Bridging the gap between developers and operators

Bridging the gap between developers and operators

Robert Ericksen explains how Kyndryl can help businesses access the benefits of a DevOps approach

Alex Smith |

Traditionally, the relationship between developers and operators has been a fractious one.

While a development team is always looking to push forward new capabilities and releases to meet the demands of the market quickly, the operations department is aiming to ensure that solutions remain stable and available. While one side wants to ensure constant change, the other wants to stay the same. 

This natural conflict is what DevOps, a combination of practices and tools accompanied by a mindset shift, is designed to resolve. By bringing together the two sides of development and operations, a DevOps team aims to avoid bottlenecks that can reduce a client’s agility and responsiveness. 

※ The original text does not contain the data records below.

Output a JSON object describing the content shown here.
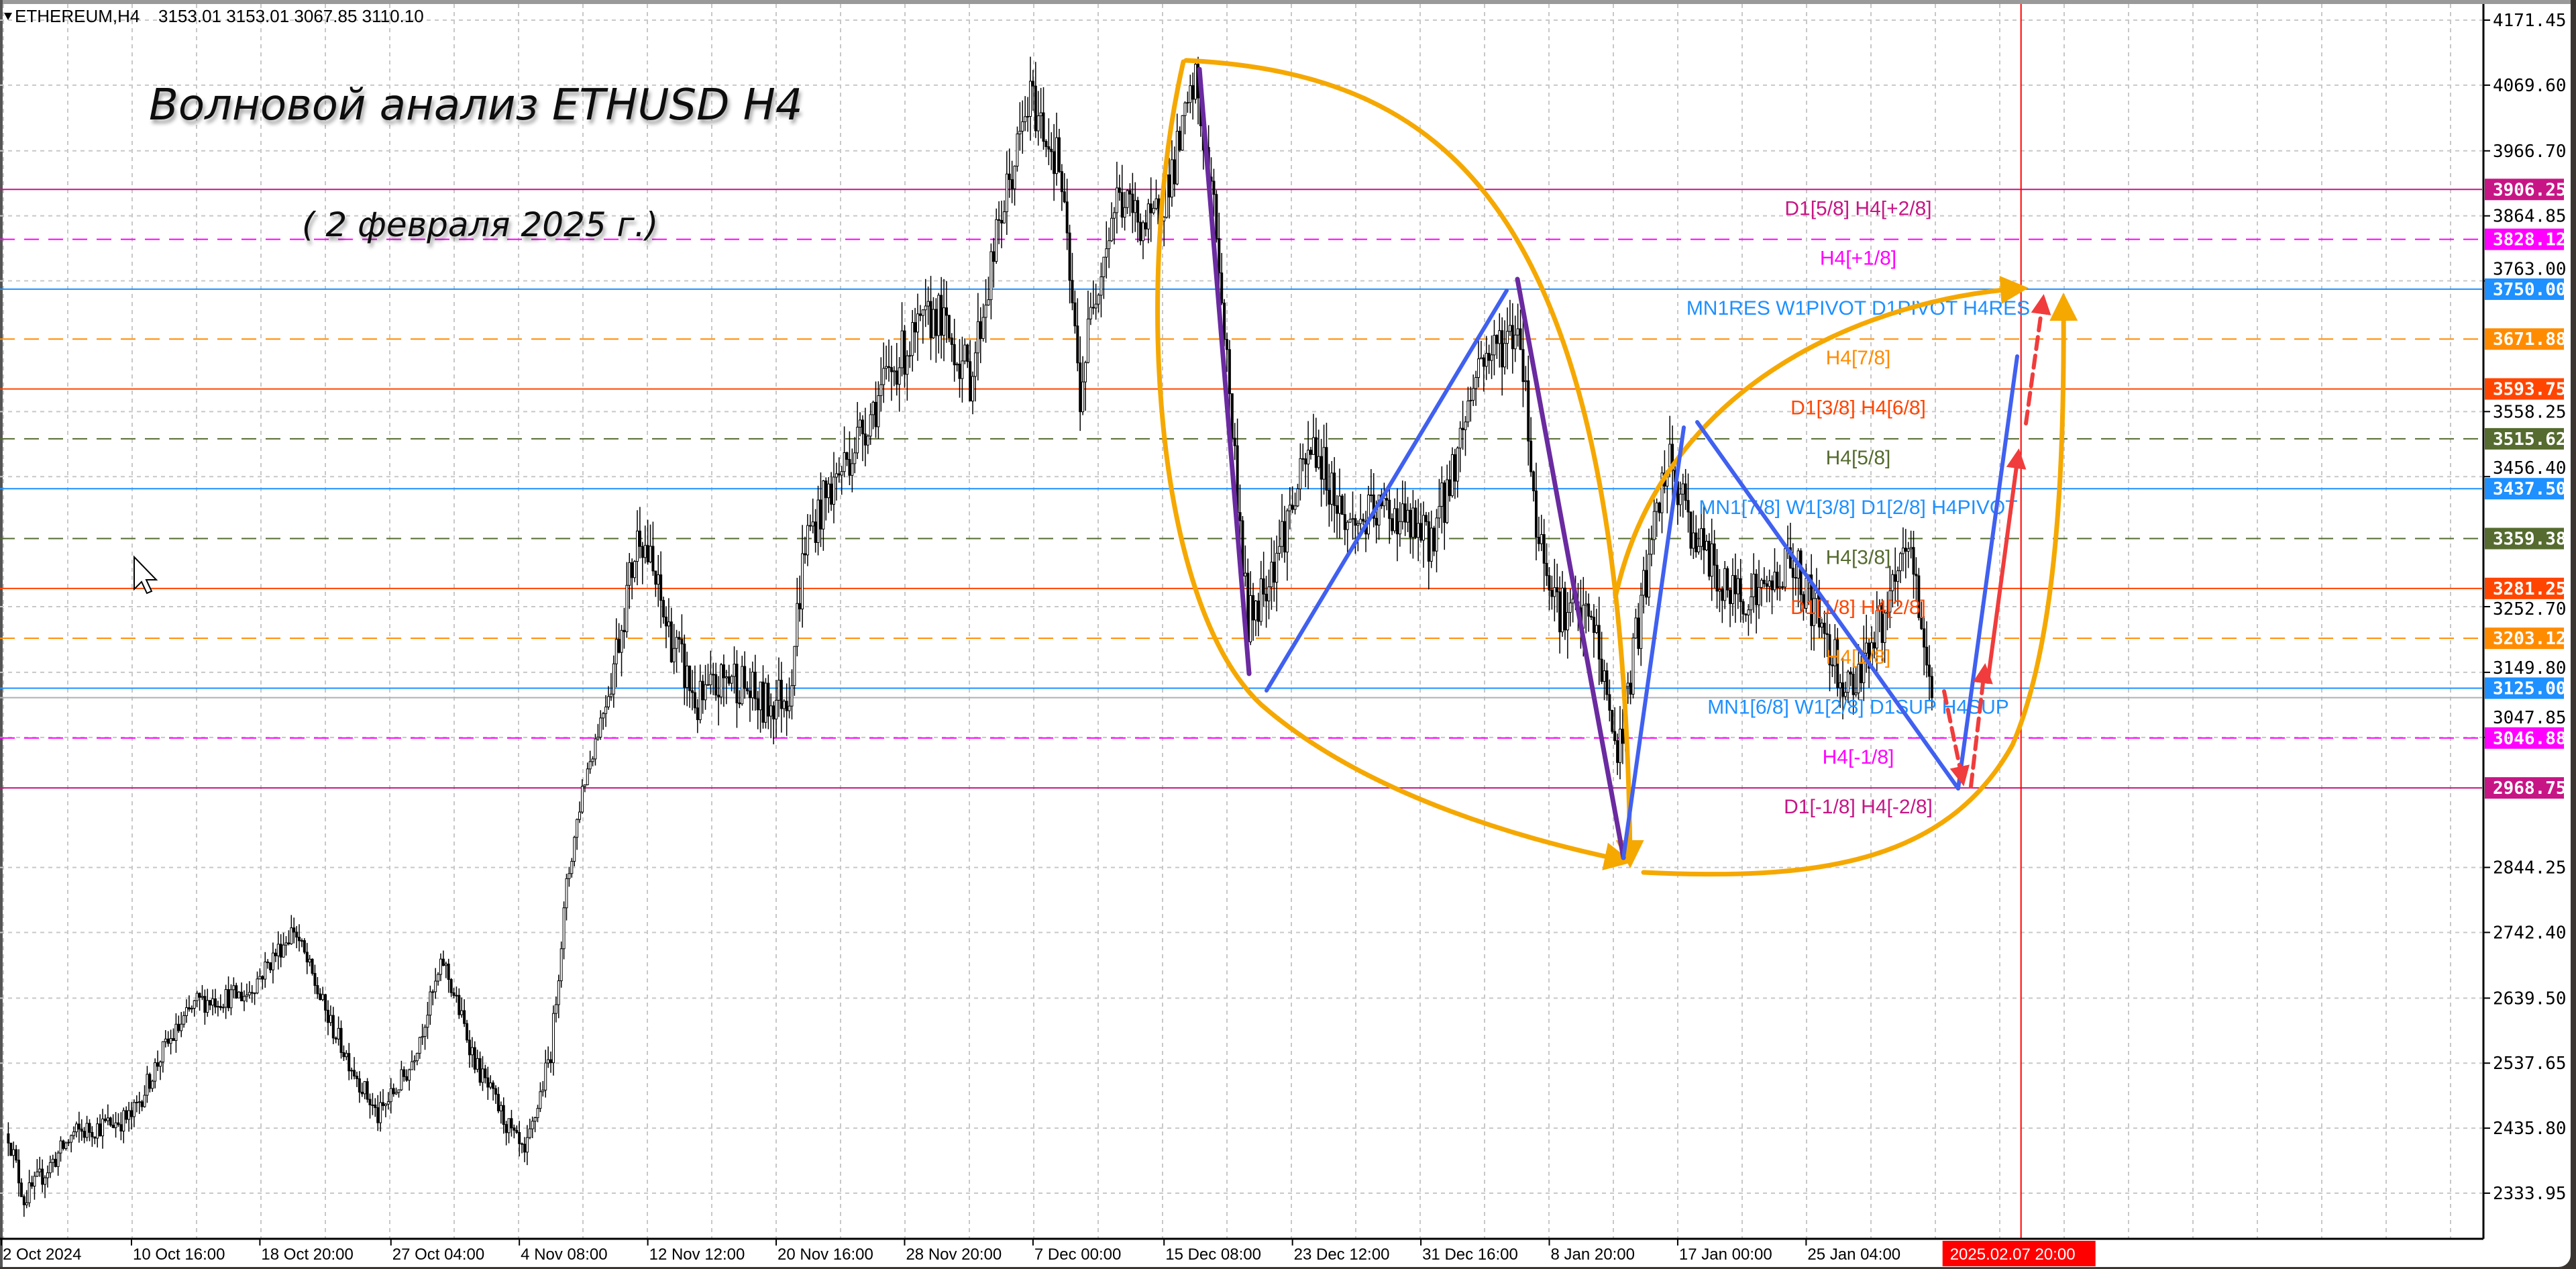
{
  "header": {
    "symbol": "ETHEREUM,H4",
    "ohlc": "3153.01 3153.01 3067.85 3110.10"
  },
  "annotation": {
    "title": "Волновой анализ ETHUSD H4",
    "subtitle": "( 2 февраля 2025 г.)"
  },
  "icons": {
    "menu": "triangle-down-icon",
    "cursor": "mouse-pointer-icon"
  },
  "colors": {
    "wave_orange": "#f5a800",
    "wave_purple": "#6a2aa0",
    "wave_blue": "#4060f0",
    "forecast_red": "#f03c3c",
    "time_marker": "#ff0000"
  },
  "chart_data": {
    "type": "candlestick",
    "symbol": "ETHEREUM",
    "timeframe": "H4",
    "ylim": [
      2290,
      4180
    ],
    "grid": true,
    "price_ticks": [
      "4171.45",
      "4069.60",
      "3966.70",
      "3864.85",
      "3763.00",
      "3558.25",
      "3456.40",
      "3252.70",
      "3149.80",
      "3047.85",
      "2844.25",
      "2742.40",
      "2639.50",
      "2537.65",
      "2435.80",
      "2333.95"
    ],
    "time_ticks": [
      {
        "label": "2 Oct 2024",
        "t": "2024-10-02T00:00Z"
      },
      {
        "label": "10 Oct 16:00",
        "t": "2024-10-10T16:00Z"
      },
      {
        "label": "18 Oct 20:00",
        "t": "2024-10-18T20:00Z"
      },
      {
        "label": "27 Oct 04:00",
        "t": "2024-10-27T04:00Z"
      },
      {
        "label": "4 Nov 08:00",
        "t": "2024-11-04T08:00Z"
      },
      {
        "label": "12 Nov 12:00",
        "t": "2024-11-12T12:00Z"
      },
      {
        "label": "20 Nov 16:00",
        "t": "2024-11-20T16:00Z"
      },
      {
        "label": "28 Nov 20:00",
        "t": "2024-11-28T20:00Z"
      },
      {
        "label": "7 Dec 00:00",
        "t": "2024-12-07T00:00Z"
      },
      {
        "label": "15 Dec 08:00",
        "t": "2024-12-15T08:00Z"
      },
      {
        "label": "23 Dec 12:00",
        "t": "2024-12-23T12:00Z"
      },
      {
        "label": "31 Dec 16:00",
        "t": "2024-12-31T16:00Z"
      },
      {
        "label": "8 Jan 20:00",
        "t": "2025-01-08T20:00Z"
      },
      {
        "label": "17 Jan 00:00",
        "t": "2025-01-17T00:00Z"
      },
      {
        "label": "25 Jan 04:00",
        "t": "2025-01-25T04:00Z"
      }
    ],
    "time_marker": {
      "label": "2025.02.07 20:00",
      "t": "2025-02-07T20:00Z"
    },
    "last_price": 3110.1,
    "price_path": [
      [
        "2024-10-02T20:00Z",
        2427
      ],
      [
        "2024-10-03T20:00Z",
        2324
      ],
      [
        "2024-10-07T00:00Z",
        2427
      ],
      [
        "2024-10-10T16:00Z",
        2453
      ],
      [
        "2024-10-12T16:00Z",
        2556
      ],
      [
        "2024-10-14T20:00Z",
        2633
      ],
      [
        "2024-10-18T00:00Z",
        2646
      ],
      [
        "2024-10-21T00:00Z",
        2749
      ],
      [
        "2024-10-23T04:00Z",
        2607
      ],
      [
        "2024-10-26T08:00Z",
        2453
      ],
      [
        "2024-10-28T08:00Z",
        2530
      ],
      [
        "2024-10-30T12:00Z",
        2697
      ],
      [
        "2024-11-01T16:00Z",
        2530
      ],
      [
        "2024-11-04T16:00Z",
        2388
      ],
      [
        "2024-11-06T08:00Z",
        2556
      ],
      [
        "2024-11-07T08:00Z",
        2813
      ],
      [
        "2024-11-08T08:00Z",
        2968
      ],
      [
        "2024-11-10T00:00Z",
        3122
      ],
      [
        "2024-11-12T00:00Z",
        3379
      ],
      [
        "2024-11-13T16:00Z",
        3225
      ],
      [
        "2024-11-15T16:00Z",
        3096
      ],
      [
        "2024-11-17T20:00Z",
        3148
      ],
      [
        "2024-11-19T20:00Z",
        3096
      ],
      [
        "2024-11-21T12:00Z",
        3122
      ],
      [
        "2024-11-22T12:00Z",
        3354
      ],
      [
        "2024-11-24T00:00Z",
        3431
      ],
      [
        "2024-11-25T16:00Z",
        3508
      ],
      [
        "2024-11-28T08:00Z",
        3637
      ],
      [
        "2024-11-30T20:00Z",
        3714
      ],
      [
        "2024-12-03T00:00Z",
        3611
      ],
      [
        "2024-12-05T00:00Z",
        3868
      ],
      [
        "2024-12-06T20:00Z",
        4049
      ],
      [
        "2024-12-08T16:00Z",
        3946
      ],
      [
        "2024-12-10T00:00Z",
        3585
      ],
      [
        "2024-12-10T20:00Z",
        3740
      ],
      [
        "2024-12-12T08:00Z",
        3894
      ],
      [
        "2024-12-14T12:00Z",
        3843
      ],
      [
        "2024-12-16T00:00Z",
        3946
      ],
      [
        "2024-12-17T08:00Z",
        4074
      ],
      [
        "2024-12-18T16:00Z",
        3843
      ],
      [
        "2024-12-20T16:00Z",
        3225
      ],
      [
        "2024-12-22T08:00Z",
        3328
      ],
      [
        "2024-12-24T20:00Z",
        3508
      ],
      [
        "2024-12-27T00:00Z",
        3379
      ],
      [
        "2024-12-29T16:00Z",
        3405
      ],
      [
        "2025-01-01T04:00Z",
        3354
      ],
      [
        "2025-01-02T08:00Z",
        3431
      ],
      [
        "2025-01-04T08:00Z",
        3637
      ],
      [
        "2025-01-07T00:00Z",
        3688
      ],
      [
        "2025-01-08T00:00Z",
        3379
      ],
      [
        "2025-01-09T12:00Z",
        3251
      ],
      [
        "2025-01-11T16:00Z",
        3225
      ],
      [
        "2025-01-13T04:00Z",
        3019
      ],
      [
        "2025-01-13T20:00Z",
        3122
      ],
      [
        "2025-01-14T20:00Z",
        3276
      ],
      [
        "2025-01-16T08:00Z",
        3482
      ],
      [
        "2025-01-17T20:00Z",
        3379
      ],
      [
        "2025-01-20T00:00Z",
        3276
      ],
      [
        "2025-01-22T16:00Z",
        3276
      ],
      [
        "2025-01-24T04:00Z",
        3328
      ],
      [
        "2025-01-25T16:00Z",
        3251
      ],
      [
        "2025-01-27T20:00Z",
        3122
      ],
      [
        "2025-01-28T20:00Z",
        3174
      ],
      [
        "2025-01-30T12:00Z",
        3251
      ],
      [
        "2025-01-31T16:00Z",
        3354
      ],
      [
        "2025-02-01T12:00Z",
        3225
      ],
      [
        "2025-02-02T04:00Z",
        3110
      ]
    ],
    "levels": [
      {
        "price": "3906.25",
        "label": "D1[5/8] H4[+2/8]",
        "color": "#c71585",
        "style": "solid"
      },
      {
        "price": "3828.12",
        "label": "H4[+1/8]",
        "color": "#ff00ff",
        "style": "dashed"
      },
      {
        "price": "3750.00",
        "label": "MN1RES W1PIVOT D1PIVOT H4RES",
        "color": "#1e90ff",
        "style": "solid"
      },
      {
        "price": "3671.88",
        "label": "H4[7/8]",
        "color": "#ff8c00",
        "style": "dashed"
      },
      {
        "price": "3593.75",
        "label": "D1[3/8] H4[6/8]",
        "color": "#ff4500",
        "style": "solid"
      },
      {
        "price": "3515.62",
        "label": "H4[5/8]",
        "color": "#556b2f",
        "style": "dashed"
      },
      {
        "price": "3437.50",
        "label": "MN1[7/8] W1[3/8] D1[2/8] H4PIVOT",
        "color": "#1e90ff",
        "style": "solid"
      },
      {
        "price": "3359.38",
        "label": "H4[3/8]",
        "color": "#556b2f",
        "style": "dashed"
      },
      {
        "price": "3281.25",
        "label": "D1[1/8] H4[2/8]",
        "color": "#ff4500",
        "style": "solid"
      },
      {
        "price": "3203.12",
        "label": "H4[1/8]",
        "color": "#ff8c00",
        "style": "dashed"
      },
      {
        "price": "3125.00",
        "label": "MN1[6/8] W1[2/8] D1SUP H4SUP",
        "color": "#1e90ff",
        "style": "solid"
      },
      {
        "price": "3046.88",
        "label": "H4[-1/8]",
        "color": "#ff00ff",
        "style": "dashed"
      },
      {
        "price": "2968.75",
        "label": "D1[-1/8] H4[-2/8]",
        "color": "#c71585",
        "style": "solid"
      }
    ]
  }
}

“What we’re trying to do is to streamline that relationship,” says Robert Erickson, director of managed multi-cloud platform at Kyndryl. “DevOps is a culture of collaboration and communication that is applied consistently. Teams have the right tools and the right understanding of the process from the beginning, and the key is to make sure there’s visibility and traceability through the production pipeline.” 

As Eriksen explains, this mindset can be expanded even further to encompass the ever-pressing need to ensure organisation-wide security in what is known as DevSecOps. 

“DevSecOps takes the approach one step further by adding security” says Eriksen. “It’s about a change in mindset, infusing a security perspective throughout the pipeline. When we build user stories, for example, do they conform to security measures? Have we added the right security features in our coding? Once we’ve finished a release, are there any vulnerabilities we can learn from and fix in the next cycle? There’s tooling along the way, but it’s primarily a philosophy.” 

However, while DevOps and DevSecOps processes can be implemented very effectively at the scale of a small team, managing production across a large organisation can pose very different, more complex challenges. 

“DevOps starts with small teams of very passionate people,” says Ericksen. “But as you scale up from 13 people to 600 people globally across many different regions, you start to expose some problems. For example, a team with higher priority may block another team from using a resource, without the latter ever understanding why. If there’s ever any doubt about when something’s going to be available, then my customers are all going to question if they should move on to a competitor.” 

To help address the problems caused by trying to implement a DevOps approach at scale, Kyndryl has created a solution that facilitates better communication and collaboration. 

“Kyndryl built a solution called DevOps Intelligence, which is a set of tools and practices for DevOps and DevSecOps at scale,” says Ericksen. “They allow us to see across multiple pipelines and understand multiple impacts, so that leadership can have full visibility. Firstly, small teams can use a variety of tools, including Microsoft Teams, to communicate with each other in real time. Secondly, we gave them visibility through a DevOps Intelligence operating centre, which informs teams of problems in the pipelines so that they can be resolved.” 

Ericksen identifies four different approaches or ‘topologies’ that organisations can take in partnership with Kyndryl to achieve DevOps at scale. 

1. The shared operations topology. For organisations that don’t have a DevOps process, Kyndryl will provide an advisory set of capabilities to help understand and educate them on DevOps and DevSecOps processes.  

2. The DevOps-as-a-service topology. Customers that just require a team to implement DevOps can outsource that role to a dedicated team at Kyndryl, who will build a pipeline for handing productions on to operations. This allows the customer to begin the cultural shift required for DevOps by retraining all of their developers overnight. 

3. The advocacy topology. In this approach, the customer creates the DevOps team as a kernel. As they pass developments through the pipeline, their teams are being trained, so that they can gradually be expanded to absorb the existing development process. 

4. The site reliability engineering (SRE) topology. A DevOps pipeline is put in place, and the team is infused with SRE experience. By pairing up a developer who is great at user experience but knows nothing about software defined networks, for example, with an SRE engineer who can speak the language of a developer, businesses can create applications designed for those environments from its inception. 

“We ourselves went through a massive transformation, and have some tales from the trenches as we went through the process of implementing DevOps processes,” says Erickson. “We have a deep, intrinsic knowledge of how to help our customers go through that process too.”